Nominative Fair Use Under the Trademark Laws
Howard Wintner writes: The Second Circuit, and the district courts within it, have recognized the nominative fair use doctrine and used it for numerous years, including several district court decisions adopting the Ninth Circuit's test. However, prior to 2016, the Second Circuit had not endorsed either the Ninth or Third Circuit's test for nominative fair use.

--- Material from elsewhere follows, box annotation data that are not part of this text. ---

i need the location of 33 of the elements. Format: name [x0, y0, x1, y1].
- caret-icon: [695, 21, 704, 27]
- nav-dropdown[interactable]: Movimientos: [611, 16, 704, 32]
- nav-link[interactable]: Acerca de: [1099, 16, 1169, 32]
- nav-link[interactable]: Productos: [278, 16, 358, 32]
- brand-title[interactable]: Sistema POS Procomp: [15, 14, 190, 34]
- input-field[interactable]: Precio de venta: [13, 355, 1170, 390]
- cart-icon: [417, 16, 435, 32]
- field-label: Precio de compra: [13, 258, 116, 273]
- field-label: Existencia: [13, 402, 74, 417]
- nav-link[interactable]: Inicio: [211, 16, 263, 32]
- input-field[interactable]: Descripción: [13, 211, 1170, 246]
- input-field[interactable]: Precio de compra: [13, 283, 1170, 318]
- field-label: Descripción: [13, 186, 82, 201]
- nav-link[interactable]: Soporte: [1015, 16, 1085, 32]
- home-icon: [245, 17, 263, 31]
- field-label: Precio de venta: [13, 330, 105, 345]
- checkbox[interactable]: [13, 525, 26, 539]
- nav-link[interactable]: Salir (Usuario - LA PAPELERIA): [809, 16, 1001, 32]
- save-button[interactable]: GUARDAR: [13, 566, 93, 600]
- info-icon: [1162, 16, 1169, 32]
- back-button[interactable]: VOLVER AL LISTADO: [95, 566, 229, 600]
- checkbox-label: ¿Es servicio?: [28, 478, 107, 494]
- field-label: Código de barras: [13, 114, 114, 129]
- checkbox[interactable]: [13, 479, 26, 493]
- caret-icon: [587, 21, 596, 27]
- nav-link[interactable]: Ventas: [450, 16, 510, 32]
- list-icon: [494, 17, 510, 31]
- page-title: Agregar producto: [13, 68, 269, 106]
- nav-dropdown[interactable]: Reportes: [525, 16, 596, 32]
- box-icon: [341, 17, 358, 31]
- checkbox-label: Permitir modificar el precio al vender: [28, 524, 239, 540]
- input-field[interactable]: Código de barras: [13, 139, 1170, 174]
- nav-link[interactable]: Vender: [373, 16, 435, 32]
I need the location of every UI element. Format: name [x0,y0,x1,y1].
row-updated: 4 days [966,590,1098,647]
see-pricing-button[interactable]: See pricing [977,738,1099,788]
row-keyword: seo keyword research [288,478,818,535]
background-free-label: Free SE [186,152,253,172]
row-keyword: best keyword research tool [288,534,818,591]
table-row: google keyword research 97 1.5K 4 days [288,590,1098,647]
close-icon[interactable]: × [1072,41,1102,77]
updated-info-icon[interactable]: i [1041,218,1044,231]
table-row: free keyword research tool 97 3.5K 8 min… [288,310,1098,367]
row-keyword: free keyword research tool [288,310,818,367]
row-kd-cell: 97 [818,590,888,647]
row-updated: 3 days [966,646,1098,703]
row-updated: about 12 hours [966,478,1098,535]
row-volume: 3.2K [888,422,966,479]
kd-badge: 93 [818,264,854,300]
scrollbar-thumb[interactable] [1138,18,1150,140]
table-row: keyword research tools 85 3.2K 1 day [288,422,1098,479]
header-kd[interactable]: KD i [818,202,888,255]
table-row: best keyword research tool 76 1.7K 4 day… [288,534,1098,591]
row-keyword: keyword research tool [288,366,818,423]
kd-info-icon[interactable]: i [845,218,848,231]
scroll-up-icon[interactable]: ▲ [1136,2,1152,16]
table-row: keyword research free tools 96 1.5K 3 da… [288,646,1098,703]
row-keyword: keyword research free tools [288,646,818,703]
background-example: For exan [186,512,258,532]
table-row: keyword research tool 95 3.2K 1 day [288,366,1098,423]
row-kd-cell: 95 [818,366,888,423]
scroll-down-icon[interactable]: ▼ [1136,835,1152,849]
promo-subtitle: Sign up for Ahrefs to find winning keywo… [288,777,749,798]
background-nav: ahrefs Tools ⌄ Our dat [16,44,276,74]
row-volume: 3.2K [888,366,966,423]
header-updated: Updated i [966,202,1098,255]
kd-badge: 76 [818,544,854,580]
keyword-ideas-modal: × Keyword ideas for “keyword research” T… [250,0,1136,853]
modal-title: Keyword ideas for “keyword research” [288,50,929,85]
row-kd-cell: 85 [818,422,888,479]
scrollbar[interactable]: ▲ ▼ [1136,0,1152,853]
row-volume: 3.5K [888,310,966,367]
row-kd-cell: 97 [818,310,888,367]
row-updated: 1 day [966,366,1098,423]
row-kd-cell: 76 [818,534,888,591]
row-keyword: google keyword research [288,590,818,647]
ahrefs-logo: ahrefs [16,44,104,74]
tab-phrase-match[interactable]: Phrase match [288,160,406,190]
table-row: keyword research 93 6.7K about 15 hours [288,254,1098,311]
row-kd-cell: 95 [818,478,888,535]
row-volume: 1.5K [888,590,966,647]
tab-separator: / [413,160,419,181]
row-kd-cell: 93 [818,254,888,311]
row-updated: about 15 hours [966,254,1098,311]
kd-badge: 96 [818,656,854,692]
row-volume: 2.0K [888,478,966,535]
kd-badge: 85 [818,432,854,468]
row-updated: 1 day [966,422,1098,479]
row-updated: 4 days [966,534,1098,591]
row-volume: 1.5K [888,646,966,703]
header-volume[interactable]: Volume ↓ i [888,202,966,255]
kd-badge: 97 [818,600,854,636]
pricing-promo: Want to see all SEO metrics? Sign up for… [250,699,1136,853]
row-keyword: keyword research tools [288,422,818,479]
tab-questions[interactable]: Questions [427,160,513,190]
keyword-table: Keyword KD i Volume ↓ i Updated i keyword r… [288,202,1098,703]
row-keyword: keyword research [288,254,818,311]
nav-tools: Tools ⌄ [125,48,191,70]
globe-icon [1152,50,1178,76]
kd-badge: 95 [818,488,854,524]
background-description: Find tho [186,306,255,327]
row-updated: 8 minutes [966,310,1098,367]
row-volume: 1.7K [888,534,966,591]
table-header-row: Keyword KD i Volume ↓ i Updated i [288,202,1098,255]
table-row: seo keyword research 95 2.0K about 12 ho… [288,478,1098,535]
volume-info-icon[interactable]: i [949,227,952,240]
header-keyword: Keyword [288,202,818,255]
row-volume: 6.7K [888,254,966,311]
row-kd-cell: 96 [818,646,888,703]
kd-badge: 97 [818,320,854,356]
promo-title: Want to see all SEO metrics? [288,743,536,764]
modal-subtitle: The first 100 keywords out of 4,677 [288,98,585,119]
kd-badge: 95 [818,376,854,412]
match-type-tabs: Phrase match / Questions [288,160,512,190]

August 07, 2017 at 02:01 PM
8 minute read
This article will address the doctrine of nominative fair use under the trademark laws. In a prior article, I discussed the doctrine of descriptive fair use. In a descriptive fair use case, the defendant uses the plaintiff's trademark to describe its own product or service. In contrast, in a nominative fair use case, the defendant uses the plaintiff's trademark to describe the plaintiff's product, even though its ultimate goal is to describe its own product or service.
In the Ninth Circuit
The nominative fair use doctrine was first recognized by the Ninth Circuit in New Kids on the Block v. News America Publishing, 971 F. 2d 302 (1992). The elements of this doctrine in the Ninth Circuit are that: (1) the product or service in question must be one not readily identifiable without use of the trademark; (2) only so much of the mark is used as is reasonably necessary to identify the product or service; and (3) the user must do nothing that would suggest sponsorship or endorsement by the trademark holder.
In New Kids, the plaintiff was a popular teen band, and the defendants were two newspapers. The newspapers used the trademark to publicize their telephone polls about the band. The Ninth Circuit found that all three requirements were satisfied. First, the newspapers could not offer this “service” without use of the band's name. Second, the newspapers only named the band in order to identify them as the subject of the polls. Third, nothing in the announcements suggested endorsement or joint sponsorship by the band. Significantly, in the Ninth Circuit, the nominative fair use analysis is not an affirmative defense. Rather, it replaces the multipart likelihood of confusion test. Cairns v. Franklin Mint Co., 292 F.3d 1139, 1151 (9th Cir. 2002).